People with disabilities face unforeseen challenges every day. A person in a wheelchair will find out that someone who isn't disabled parked in the handicapped space, or won't see a sloped path onto a sidewalk. They become adept at problem-solving and being flexible and learn to develop support networks.
Pabst, 60, suffered a head injury in an industrial accident that left him with chronic pain. Crowds and loud noise can make the pain worse, and he might have been tempted to stay inside and avoid people.
''It's such a dark, dreary, unhappy place to become disabled and be taken out of the world,'' he said. ''It's very frightening. It's as if you've just been pushed out of life.''
''I know several people who are disabled who are still so angry. They carry it around ...''
Pabst learned he had a stronger will than he had thought. Rather than giving in to self-pity, he became involved in teaching diversity in schools. A willingness to help others is a key quality of resilience, he said.
''The best method to get out of a funk is to be of service to others. Helping others takes attention away from you,'' he said.
Pabst stays busy making a variety of finely crafted canes, but he says that that work keeps him from interacting with people.
Another trainer, Marilyn Morel, is a former nurse supervisor at the University of New England medical clinic. She was in a car accident 13 years ago and had to learn to use a wheelchair. Now, when she travels with her husband, she expects challenges and difficulties.
''We decided we're not going to let this get to us or we'll always stay home,'' she said. She relies on relaxation techniques when stress and pain become too intense, one of the resilience skills people can learn and practice.
For Georgeanne Small, 64, a key quality of resilience is being able to adapt to changing circumstances.

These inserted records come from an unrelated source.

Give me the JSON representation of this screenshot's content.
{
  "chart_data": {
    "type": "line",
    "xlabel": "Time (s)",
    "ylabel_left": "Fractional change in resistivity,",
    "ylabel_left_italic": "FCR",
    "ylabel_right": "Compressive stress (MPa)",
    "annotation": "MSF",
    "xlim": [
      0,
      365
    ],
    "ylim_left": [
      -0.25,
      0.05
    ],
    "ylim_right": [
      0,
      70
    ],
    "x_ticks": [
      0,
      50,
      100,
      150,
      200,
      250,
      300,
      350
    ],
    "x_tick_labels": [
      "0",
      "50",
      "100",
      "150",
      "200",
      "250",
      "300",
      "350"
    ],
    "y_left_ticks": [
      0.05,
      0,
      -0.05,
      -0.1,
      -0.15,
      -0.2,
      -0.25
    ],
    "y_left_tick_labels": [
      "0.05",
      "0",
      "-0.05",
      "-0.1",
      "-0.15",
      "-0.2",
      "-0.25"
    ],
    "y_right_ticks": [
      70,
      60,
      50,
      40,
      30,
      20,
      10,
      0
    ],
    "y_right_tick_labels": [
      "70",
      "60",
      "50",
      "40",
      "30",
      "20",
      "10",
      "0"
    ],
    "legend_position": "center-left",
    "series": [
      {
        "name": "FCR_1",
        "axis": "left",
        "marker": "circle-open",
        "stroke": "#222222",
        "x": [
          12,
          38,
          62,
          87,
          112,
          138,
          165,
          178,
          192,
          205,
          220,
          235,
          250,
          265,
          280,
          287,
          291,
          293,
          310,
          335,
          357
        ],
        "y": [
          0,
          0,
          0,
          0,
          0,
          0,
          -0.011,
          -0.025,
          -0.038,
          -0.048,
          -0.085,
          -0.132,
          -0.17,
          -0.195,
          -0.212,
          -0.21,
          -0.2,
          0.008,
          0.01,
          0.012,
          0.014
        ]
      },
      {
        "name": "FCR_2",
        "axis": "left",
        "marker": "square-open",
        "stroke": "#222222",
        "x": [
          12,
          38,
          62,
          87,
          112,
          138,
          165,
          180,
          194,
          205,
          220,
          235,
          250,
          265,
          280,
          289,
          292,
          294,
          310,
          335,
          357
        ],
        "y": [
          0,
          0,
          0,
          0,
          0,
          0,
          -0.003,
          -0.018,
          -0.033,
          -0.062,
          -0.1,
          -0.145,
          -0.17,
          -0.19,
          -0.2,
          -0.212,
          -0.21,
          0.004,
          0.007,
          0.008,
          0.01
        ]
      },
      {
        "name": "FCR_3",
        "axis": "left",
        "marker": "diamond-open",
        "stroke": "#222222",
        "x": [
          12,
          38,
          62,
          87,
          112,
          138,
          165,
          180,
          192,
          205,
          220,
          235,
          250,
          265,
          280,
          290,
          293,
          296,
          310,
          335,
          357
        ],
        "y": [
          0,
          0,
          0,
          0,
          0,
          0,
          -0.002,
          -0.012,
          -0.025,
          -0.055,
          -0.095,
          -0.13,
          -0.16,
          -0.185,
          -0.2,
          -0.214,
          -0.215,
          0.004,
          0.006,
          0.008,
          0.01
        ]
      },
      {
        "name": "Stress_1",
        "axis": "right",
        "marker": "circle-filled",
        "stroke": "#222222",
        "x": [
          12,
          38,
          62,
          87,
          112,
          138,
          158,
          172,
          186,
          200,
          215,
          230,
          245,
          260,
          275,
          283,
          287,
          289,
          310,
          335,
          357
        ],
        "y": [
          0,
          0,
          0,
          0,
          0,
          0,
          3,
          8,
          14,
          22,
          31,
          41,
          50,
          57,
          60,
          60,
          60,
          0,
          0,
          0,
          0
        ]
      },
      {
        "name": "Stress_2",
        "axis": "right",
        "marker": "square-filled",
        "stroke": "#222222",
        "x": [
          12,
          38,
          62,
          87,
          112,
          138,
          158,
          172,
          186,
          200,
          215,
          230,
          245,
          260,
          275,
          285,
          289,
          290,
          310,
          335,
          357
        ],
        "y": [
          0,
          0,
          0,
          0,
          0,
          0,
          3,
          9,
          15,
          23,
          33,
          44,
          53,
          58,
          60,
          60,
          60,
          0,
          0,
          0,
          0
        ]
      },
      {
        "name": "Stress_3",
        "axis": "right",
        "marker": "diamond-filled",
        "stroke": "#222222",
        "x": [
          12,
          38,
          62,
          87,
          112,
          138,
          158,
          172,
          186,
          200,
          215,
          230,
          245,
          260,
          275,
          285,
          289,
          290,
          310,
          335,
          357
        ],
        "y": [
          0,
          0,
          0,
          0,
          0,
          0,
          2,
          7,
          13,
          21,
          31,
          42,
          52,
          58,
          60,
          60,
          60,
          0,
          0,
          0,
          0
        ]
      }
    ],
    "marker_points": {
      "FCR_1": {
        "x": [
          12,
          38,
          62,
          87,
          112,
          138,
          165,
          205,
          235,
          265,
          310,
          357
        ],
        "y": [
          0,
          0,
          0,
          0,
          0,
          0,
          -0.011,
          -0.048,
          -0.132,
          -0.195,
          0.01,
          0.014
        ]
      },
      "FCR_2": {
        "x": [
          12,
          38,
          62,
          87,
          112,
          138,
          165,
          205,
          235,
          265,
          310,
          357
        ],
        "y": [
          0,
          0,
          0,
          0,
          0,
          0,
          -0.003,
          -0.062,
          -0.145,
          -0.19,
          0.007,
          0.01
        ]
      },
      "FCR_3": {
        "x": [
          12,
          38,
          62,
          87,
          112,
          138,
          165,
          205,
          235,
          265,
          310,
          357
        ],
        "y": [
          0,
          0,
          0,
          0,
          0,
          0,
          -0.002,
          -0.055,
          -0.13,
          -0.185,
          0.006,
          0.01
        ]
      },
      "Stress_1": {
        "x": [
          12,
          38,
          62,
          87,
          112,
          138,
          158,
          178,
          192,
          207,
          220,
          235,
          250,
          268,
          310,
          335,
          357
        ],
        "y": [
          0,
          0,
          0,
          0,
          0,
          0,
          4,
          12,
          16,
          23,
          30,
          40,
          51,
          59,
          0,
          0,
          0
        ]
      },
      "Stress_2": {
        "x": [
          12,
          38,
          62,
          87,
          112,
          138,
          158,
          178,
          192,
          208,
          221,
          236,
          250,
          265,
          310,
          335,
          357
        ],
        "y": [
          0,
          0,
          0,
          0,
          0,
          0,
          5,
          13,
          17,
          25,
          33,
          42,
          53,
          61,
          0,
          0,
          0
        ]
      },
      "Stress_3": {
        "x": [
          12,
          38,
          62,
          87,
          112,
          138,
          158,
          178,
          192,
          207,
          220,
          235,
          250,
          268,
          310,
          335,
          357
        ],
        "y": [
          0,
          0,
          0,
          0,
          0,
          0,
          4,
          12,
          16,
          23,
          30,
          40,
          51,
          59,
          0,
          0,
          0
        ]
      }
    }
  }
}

''I have MS (multiple sclerosis.) That has an effect on every part of my life,'' says Small, a former Biddeford librarian who also is a resilience instructor. ''I'm high-maintenance. You just need to adapt.''
She also has identified qualities that interfered with her resilience. Before her illness, she rarely took care of her own health, doting instead on the rest of the family. And when asked about the worst experiences of her life during a resilience exercise, she found it was those times when she blamed herself for something going wrong.
She's since learned to stop blaming.
''You can't control certain situations. You kind of have to let go of that control and go forward,'' she said.
Humor, too, is important, she said.
''I'm not saying it's a walk in the park - or in my case, a roll through the park,'' she quipped.